Close to Retirement? Advice Varies on What to Do
There is no one-size-fits-all when it comes to late-stage retirement planning, and this became very clear in a recent US News article by Philip Moeller where several planners, advisers, and wealth managers each gave their two cents on boosting wealth in retirement.
Joy Slabaugh, a financial planner with EST Financial Group in Delmar, suggested an annuity approach and preservation mode. If you have amassed enough to draw a maximum of 4% of your portfolio in retirement even without any future growth, that’s excellent advice. It should be noted however that Slabaugh recommended non-traded REIT:s and investing in those is considered fairly high risk – not exactly preservation mode in my book.
Tom Brown, who is associated with Northwestern Mutual, recommended an approach where the portfolio will be re-balanced frequently to stay in line with the retirees budget. To put it simply, make a budget and then invest based on your portfolios need to cover that budget. Want lower risk? Then you might have to cut your budget. Before you decide to go down this route of frequent re-balancing, check up on the costs associated with this strategy because they can be quite hefty and may force you to take on more risk than you’re comfortable with in the pursuit of covering both your budget and the re-balancing costs.
As Erika Safran of Safran Wealth Advisors accurately points out, the peace of mind that comes with low-risk investing isn’t free. You pay a price for this peace and that price can be high – sometimes high enough to actually disturb the peace since you start to worry about how to stretch your non-growing nest egg all the way through retirement.
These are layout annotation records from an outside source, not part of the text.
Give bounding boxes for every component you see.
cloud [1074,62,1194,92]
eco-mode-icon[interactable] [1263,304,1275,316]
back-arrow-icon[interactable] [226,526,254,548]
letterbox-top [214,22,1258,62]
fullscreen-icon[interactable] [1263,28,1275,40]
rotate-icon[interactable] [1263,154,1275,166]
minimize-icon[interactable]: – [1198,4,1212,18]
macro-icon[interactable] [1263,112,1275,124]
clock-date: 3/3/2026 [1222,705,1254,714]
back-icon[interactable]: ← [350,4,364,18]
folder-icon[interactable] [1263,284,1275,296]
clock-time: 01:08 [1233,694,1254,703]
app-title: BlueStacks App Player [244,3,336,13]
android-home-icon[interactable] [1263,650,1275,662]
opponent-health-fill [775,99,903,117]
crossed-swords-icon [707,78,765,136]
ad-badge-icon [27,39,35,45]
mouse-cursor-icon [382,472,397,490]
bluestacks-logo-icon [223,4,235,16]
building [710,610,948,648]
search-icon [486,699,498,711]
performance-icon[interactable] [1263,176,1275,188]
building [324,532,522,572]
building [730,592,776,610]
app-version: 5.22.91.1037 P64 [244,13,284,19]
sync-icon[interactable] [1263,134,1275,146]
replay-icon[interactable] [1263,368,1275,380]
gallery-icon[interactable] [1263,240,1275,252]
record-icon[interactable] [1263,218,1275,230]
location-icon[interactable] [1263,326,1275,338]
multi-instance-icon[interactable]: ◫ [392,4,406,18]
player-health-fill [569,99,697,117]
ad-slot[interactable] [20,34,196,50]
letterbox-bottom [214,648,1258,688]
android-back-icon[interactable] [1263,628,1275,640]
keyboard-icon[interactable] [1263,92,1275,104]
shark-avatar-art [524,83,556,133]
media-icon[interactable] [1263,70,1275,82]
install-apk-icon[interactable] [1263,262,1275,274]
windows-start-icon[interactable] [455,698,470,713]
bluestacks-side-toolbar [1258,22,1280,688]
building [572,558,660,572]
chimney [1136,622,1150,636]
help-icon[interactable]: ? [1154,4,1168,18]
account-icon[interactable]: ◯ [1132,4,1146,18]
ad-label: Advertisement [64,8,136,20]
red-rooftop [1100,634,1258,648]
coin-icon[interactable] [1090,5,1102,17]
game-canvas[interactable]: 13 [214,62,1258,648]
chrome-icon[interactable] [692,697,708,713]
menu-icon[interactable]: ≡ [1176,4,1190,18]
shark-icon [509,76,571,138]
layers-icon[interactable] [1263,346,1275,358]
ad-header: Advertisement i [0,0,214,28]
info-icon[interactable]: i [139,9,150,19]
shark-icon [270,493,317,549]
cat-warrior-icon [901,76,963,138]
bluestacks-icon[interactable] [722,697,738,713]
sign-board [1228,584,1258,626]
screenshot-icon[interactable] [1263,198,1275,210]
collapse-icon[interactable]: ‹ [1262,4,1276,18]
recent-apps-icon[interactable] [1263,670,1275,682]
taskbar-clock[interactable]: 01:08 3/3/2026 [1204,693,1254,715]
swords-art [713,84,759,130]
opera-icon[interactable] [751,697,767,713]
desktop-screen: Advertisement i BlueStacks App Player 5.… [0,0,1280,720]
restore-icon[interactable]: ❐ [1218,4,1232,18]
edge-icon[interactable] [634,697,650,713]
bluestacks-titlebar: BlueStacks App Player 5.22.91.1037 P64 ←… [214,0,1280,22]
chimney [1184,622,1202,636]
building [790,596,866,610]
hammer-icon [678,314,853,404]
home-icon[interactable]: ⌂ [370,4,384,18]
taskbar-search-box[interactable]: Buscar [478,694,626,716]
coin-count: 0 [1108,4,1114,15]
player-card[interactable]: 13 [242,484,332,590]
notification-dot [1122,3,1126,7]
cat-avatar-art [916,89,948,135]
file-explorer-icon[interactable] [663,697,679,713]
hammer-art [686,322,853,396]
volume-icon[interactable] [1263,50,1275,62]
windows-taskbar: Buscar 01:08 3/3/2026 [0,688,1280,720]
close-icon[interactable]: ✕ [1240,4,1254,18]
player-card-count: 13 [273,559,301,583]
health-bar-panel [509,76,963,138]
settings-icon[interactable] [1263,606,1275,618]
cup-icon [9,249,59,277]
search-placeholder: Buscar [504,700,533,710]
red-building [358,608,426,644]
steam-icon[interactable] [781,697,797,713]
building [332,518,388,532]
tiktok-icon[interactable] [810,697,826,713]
Erika Safran also pointed out the importance of keeping the costs down; costs do play a significant role in determining how long a nest egg will last.
Just like Tom Brown, George Jackson at Jackson Retirement Planning recommends a strategy that involves frequent re-balancing of the portfolio as the markets sway. (He received a lot of praise for rotating out of stocks in early 2008.) It is of course a strategy that relies heavily on being able to time the re-balancing correctly, otherwise you risk ending up in a situation where your portfolio is continuously reacting and taking losses rather than profiting from pro-active long-term investments.